The quote can be found on the back cover of the newly published book ”Förändringsprocesser i förskolan” (Eng. ”Processes of change in preschool”), published on Lärarförlaget, but can be applied to all types of common change processes and activities as well as within each individual.
The book is written by Maria Elbrand and Therés Åkerblom, both certified preschool teachers with several additional skills, and discusses the improvement work at an individual preschool as well as theoretical foundations and practical tips, exercises and examples.
The road is the goal and the fundamental thing, according to the book, is to see change management as a living and positive process with responsibility of one’s own and a desire to develop and feel involved. The latter, in this case, includes not least the preschool children.
Change takes courage, how do we muster it? As Tove Jansson put it: ”It’s easy to be brave if you’re not afraid.” Change starts with making visible attitudes to and expectations of the issues at hand both of one’s own and others. It takes courage to think for yourself and believe in your own ideas while listening to others.

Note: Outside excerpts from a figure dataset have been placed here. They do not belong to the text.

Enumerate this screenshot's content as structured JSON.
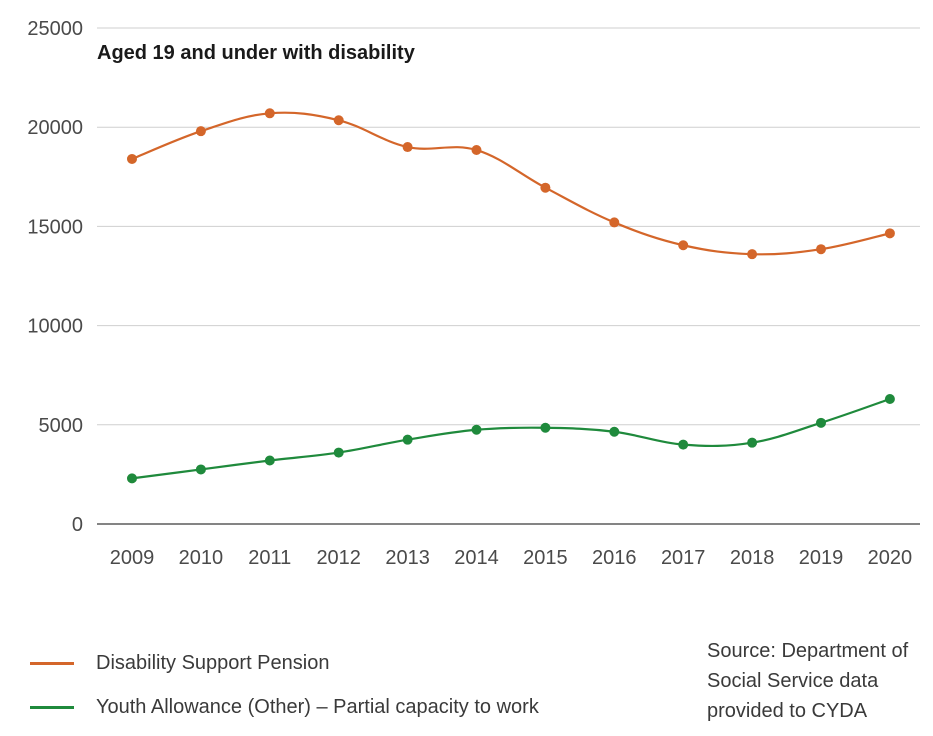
{
  "chart_data": {
    "type": "line",
    "title": "Aged 19 and under with disability",
    "categories": [
      "2009",
      "2010",
      "2011",
      "2012",
      "2013",
      "2014",
      "2015",
      "2016",
      "2017",
      "2018",
      "2019",
      "2020"
    ],
    "ylim": [
      0,
      25000
    ],
    "yticks": [
      0,
      5000,
      10000,
      15000,
      20000,
      25000
    ],
    "grid": true,
    "legend_position": "bottom-left",
    "series": [
      {
        "name": "Disability Support Pension",
        "color": "#d4662a",
        "values": [
          18400,
          19800,
          20700,
          20350,
          19000,
          18850,
          16950,
          15200,
          14050,
          13600,
          13850,
          14650
        ]
      },
      {
        "name": "Youth Allowance (Other) – Partial capacity to work",
        "color": "#1f8a3c",
        "values": [
          2300,
          2750,
          3200,
          3600,
          4250,
          4750,
          4850,
          4650,
          4000,
          4100,
          5100,
          6300
        ]
      }
    ]
  },
  "source_note": "Source: Department of Social Service data provided to CYDA"
}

The book describes the importance of thinking about and creating guidelines and clear information about working methods and expectations in both directions as a team in preschool in front of themselves, guardians and children. A team is often represented by staff with varying skills, experience and age, and participation and dialogue are the essence. It is important that the team works, but equally important is the quality of the approach to those you turn to and work for and with, in this case the children.
Time aspect and leadership
You shouldn’t rush through a change process, but it shouldn’t take too long either. Reflecting, evaluating, giving and receiving feedback during the process is a prerequisite for leading the work forward.
Self-leadership and what it means in terms of self-knowledge and awareness in the professional role are discussed, as well as educational leadership in, for example, a principal’s role. Central to leading others forward and having the opportunity to grow is a so-called learning leadership that includes humanity and clarity.
With my own experience as a preschool teacher, I can warmly recommend this book. With its structure, it should be of great help both to the individual and in teams within the profession. The graphic design, made by Anna Hild, is also very appealing.
Having something to refer to facilitates discussions in the local environment and works perfectly as a starting point for change management. The book also emphasizes the importance of making a conscious choice to work in preschool, based on a knowledge of what the profession entails and requires.
Commitment, context and working together generate job satisfaction. So, for recognition and tools based on the preschool environment – read the book!